Die interreligiöse Organisation Religions for Peace ist ein wichtiger Partner des Auswärtigen Amts geworden. Wie arbeiten Sie zusammen?
Religions for Peace hat ein weltweites Netzwerk an Religionsvertretern und Interreligiösen Räten, die in ihren Ländern tolle Arbeit unter oft schwierigen Bedingungen leisten. Es ist für uns wichtig, diese Akteure und ihre friedens- und gesellschaftspolitische Arbeit kennenzulernen und mit ihnen zusammenzuarbeiten.
Warum sind gerade Frauen so wichtig in Friedensprozessen – und verstärkt sich dieser Aspekt in Bezug auf Religion?
Haben Sie die allgemeine Debatte der Vereinten Nationen in diesem Jahr per Live-Stream verfolgt? Da konnte man schnell den Eindruck bekommen, man hätte ein Déjà Vu. Zu sehen gab es eine endlose Reihe schwarzer Anzüge. 20 Jahre nach Verabschiedung der UN-Resolution 1325 und 25 Jahre nach der Erklärung von Peking sind Frauenstimmen in der Diplomatie, der Politik, aber auch in der Wirtschaft und im religiösen Kontext immer noch unterrepräsentiert. Dabei wissen wir, dass Frauen sich auf der ganzen Welt für Frieden und Menschenrechte einsetzen und Frieden stabiler ist, wenn sie an Konfliktlösungen beteiligt werden. Frauen des Glaubens stehen häufig an der Spitze des sozialen Engagements, der Vermittlung und der Konfliktlösung, doch sie werden allzu oft nicht an ihren Ideen oder ihrem Engagement gemessen, sondern an Stereotypen und Klischees. Dabei bräuchten wir ihre Sicht und ihre Kompetenzen – auch und gerade in Führungsfunktionen.

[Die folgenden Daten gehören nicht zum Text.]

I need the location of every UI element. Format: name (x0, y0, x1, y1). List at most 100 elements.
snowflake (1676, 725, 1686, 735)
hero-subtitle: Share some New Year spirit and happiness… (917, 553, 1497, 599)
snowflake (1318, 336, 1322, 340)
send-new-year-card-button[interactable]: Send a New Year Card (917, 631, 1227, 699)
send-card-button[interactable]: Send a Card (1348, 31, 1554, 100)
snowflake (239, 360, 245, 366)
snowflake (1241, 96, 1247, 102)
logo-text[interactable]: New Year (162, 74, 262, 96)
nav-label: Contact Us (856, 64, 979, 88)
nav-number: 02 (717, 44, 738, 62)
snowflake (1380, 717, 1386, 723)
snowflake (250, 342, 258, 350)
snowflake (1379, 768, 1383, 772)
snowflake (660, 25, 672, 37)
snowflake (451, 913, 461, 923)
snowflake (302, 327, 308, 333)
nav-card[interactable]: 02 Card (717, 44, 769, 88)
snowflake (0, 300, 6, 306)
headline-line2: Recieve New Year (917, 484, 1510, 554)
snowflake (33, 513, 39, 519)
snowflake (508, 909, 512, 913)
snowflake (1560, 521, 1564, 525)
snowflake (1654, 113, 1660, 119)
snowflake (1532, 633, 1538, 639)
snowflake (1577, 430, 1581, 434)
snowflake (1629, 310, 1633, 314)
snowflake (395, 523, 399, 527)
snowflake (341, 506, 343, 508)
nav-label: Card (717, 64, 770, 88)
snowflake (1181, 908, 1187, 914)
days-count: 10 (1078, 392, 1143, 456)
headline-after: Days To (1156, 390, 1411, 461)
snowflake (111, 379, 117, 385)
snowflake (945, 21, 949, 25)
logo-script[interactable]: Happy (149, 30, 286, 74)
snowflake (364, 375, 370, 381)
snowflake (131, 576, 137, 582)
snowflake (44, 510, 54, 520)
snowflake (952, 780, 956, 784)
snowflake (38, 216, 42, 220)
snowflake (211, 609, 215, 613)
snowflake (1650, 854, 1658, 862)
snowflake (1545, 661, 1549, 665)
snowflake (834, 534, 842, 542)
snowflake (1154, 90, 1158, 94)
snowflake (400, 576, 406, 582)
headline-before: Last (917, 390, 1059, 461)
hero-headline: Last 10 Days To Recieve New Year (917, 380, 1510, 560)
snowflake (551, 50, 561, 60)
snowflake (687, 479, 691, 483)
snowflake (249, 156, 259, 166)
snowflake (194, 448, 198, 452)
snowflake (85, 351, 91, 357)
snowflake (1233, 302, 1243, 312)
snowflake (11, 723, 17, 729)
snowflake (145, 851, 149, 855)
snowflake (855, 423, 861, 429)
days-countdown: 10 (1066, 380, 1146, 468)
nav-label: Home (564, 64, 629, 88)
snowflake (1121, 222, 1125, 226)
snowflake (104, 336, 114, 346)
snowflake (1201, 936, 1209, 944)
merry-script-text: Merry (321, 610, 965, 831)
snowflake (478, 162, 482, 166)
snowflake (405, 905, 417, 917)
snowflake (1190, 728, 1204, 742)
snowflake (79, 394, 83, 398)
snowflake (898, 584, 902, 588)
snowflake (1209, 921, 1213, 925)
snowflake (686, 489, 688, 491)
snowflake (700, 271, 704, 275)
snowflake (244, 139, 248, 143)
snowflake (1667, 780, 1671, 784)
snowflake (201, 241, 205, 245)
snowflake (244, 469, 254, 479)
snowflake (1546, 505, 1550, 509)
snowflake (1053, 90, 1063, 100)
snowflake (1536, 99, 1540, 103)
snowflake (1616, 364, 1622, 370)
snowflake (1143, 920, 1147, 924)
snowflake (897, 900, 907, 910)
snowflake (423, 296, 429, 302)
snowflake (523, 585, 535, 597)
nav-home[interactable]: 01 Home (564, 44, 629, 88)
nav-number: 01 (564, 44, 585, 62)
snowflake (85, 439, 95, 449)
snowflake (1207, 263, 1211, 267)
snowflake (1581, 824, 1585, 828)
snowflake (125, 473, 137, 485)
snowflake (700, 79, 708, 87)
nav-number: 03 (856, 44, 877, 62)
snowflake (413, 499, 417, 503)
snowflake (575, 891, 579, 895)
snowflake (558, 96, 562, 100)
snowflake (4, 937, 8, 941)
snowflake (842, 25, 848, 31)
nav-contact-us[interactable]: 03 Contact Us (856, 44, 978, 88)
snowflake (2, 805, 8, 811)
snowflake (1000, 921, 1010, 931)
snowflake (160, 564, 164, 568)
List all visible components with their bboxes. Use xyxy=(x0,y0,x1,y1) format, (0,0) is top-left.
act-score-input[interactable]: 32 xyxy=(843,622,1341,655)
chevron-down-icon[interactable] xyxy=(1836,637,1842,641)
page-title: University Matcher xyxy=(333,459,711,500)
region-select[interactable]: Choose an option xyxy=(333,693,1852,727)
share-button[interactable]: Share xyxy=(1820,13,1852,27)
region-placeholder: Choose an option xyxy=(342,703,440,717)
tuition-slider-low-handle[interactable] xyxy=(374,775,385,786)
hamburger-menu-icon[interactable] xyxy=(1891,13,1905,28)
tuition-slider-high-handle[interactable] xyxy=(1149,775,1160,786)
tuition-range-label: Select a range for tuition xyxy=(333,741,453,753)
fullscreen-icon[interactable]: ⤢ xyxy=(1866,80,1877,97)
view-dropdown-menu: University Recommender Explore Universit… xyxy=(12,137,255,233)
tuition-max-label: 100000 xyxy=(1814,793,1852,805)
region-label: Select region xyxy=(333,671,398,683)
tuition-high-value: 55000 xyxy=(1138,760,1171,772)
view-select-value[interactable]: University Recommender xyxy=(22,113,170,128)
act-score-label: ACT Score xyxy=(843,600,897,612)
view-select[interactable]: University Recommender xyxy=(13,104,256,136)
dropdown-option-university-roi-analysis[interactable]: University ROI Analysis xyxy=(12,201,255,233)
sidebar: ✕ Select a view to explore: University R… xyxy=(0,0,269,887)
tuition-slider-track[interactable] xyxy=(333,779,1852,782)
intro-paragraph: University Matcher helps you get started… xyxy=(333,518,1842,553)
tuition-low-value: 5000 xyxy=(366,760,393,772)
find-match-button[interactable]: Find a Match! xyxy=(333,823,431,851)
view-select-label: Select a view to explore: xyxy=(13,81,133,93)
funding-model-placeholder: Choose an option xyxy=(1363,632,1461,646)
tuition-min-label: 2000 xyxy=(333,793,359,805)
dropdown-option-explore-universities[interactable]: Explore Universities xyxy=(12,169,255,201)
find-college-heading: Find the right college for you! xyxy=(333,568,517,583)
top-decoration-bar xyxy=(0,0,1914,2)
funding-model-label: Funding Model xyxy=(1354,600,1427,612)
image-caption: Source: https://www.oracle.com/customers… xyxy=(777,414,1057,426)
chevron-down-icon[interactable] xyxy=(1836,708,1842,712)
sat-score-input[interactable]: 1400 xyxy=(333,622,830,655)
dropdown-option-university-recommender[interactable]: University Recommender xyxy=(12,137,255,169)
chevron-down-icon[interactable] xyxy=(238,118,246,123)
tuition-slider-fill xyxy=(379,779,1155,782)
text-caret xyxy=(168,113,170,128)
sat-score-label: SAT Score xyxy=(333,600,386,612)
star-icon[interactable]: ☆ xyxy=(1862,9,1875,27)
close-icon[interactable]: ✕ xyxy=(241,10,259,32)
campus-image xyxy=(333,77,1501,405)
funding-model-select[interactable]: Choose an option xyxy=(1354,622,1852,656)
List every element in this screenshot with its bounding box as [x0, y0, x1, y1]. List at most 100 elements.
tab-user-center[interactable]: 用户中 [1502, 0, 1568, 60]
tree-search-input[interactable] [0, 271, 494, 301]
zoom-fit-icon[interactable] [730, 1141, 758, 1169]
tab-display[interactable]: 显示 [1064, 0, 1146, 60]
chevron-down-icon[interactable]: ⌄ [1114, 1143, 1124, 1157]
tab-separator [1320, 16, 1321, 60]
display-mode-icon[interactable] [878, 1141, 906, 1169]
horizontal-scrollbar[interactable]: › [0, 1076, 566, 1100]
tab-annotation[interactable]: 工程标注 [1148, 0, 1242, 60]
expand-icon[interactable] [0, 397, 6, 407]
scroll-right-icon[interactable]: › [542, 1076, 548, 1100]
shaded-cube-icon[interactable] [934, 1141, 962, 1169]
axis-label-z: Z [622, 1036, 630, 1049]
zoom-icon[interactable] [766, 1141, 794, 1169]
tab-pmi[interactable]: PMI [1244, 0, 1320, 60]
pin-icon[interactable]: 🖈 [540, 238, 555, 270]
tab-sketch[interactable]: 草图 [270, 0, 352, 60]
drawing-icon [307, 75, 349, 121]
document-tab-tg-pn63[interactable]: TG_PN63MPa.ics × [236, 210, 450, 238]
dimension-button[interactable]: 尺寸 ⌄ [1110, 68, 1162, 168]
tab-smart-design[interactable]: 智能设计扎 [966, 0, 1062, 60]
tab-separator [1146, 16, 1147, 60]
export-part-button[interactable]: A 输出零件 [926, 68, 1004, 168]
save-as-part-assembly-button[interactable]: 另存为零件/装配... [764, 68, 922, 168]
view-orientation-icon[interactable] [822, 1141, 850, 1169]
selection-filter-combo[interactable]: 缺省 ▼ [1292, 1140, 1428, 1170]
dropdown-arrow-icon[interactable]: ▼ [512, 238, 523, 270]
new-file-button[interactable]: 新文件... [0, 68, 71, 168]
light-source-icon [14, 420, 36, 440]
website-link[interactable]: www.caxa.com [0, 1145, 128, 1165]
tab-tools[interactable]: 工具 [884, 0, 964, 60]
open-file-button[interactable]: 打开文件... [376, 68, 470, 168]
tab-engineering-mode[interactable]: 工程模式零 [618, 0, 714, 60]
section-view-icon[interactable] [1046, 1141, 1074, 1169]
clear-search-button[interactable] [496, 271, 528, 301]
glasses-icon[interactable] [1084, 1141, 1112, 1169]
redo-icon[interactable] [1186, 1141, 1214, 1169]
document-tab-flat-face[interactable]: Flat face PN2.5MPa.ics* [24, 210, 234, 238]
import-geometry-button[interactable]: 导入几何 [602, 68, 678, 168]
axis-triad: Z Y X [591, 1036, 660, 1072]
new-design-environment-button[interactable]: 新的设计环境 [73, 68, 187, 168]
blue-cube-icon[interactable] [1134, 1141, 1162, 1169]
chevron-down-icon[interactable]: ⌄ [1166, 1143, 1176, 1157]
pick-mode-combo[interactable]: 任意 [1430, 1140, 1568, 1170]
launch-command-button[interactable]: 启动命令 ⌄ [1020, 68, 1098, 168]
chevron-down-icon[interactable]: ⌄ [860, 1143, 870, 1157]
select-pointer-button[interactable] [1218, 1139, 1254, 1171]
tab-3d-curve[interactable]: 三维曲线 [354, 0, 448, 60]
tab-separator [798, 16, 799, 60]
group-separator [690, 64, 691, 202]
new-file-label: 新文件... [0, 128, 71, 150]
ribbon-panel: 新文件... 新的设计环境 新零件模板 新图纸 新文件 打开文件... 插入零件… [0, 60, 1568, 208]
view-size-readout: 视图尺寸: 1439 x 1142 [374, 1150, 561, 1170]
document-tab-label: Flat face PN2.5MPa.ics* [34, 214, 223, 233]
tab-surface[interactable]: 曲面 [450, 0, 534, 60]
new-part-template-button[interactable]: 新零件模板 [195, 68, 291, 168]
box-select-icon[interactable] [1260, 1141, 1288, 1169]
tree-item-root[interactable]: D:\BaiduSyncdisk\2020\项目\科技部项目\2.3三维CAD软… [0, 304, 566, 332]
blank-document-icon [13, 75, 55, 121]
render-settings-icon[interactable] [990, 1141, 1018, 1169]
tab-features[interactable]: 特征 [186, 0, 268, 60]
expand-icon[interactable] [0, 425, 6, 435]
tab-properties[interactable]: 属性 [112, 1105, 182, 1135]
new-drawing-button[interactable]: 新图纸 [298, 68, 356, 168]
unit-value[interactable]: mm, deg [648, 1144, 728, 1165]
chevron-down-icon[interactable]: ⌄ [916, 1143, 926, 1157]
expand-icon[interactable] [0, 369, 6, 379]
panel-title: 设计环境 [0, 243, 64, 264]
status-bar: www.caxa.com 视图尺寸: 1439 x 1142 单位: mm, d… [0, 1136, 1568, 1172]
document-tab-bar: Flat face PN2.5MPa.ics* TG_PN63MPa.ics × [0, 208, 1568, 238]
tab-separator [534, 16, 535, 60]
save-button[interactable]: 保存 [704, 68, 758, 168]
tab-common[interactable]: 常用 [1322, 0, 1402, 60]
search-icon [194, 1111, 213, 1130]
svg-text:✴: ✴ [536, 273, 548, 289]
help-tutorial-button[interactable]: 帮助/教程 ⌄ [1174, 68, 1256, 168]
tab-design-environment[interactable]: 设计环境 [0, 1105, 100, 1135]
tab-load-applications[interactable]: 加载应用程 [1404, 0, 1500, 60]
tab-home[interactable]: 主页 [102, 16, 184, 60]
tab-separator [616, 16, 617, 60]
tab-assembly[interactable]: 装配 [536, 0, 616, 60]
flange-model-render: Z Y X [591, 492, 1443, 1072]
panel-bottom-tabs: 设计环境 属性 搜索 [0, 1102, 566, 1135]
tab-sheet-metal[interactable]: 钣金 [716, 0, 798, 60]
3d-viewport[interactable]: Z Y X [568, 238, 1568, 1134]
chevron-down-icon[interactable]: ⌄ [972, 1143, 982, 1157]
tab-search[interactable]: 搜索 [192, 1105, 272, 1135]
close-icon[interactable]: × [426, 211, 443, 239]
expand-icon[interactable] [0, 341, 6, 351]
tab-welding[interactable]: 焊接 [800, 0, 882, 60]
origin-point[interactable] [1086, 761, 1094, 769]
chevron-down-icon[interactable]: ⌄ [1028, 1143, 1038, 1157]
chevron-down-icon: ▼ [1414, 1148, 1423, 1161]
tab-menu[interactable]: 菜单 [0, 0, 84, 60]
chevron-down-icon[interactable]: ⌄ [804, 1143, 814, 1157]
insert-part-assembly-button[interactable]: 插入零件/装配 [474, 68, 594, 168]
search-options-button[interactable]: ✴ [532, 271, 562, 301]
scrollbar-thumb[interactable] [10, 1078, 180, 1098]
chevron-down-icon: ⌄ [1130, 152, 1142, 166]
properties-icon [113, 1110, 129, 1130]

Welche Frauen haben Sie in dieser Hinsicht besonders beeindruckt?
Bei der Münchner Sicherheitskonferenz dieses Jahr hatte ich die Gelegenheit, mit Hamsatu Allamin zu sprechen. Sie stammt aus Nigeria. Seitdem ihr ältester Sohn von Boko Haram entführt wurde, engagiert sie sich als Friedensaktivistin und kümmert sich um Opfer der Gewalt Boko Harams. Sie sucht gleichzeitig das Gespräch mit ehemaligen Kämpfern. Sie ist eine der Frauen, die überzeugt sind, dass Religion eine Inspiration für Frieden und Zusammenhalt ist, nicht für Hass und Ausgrenzung.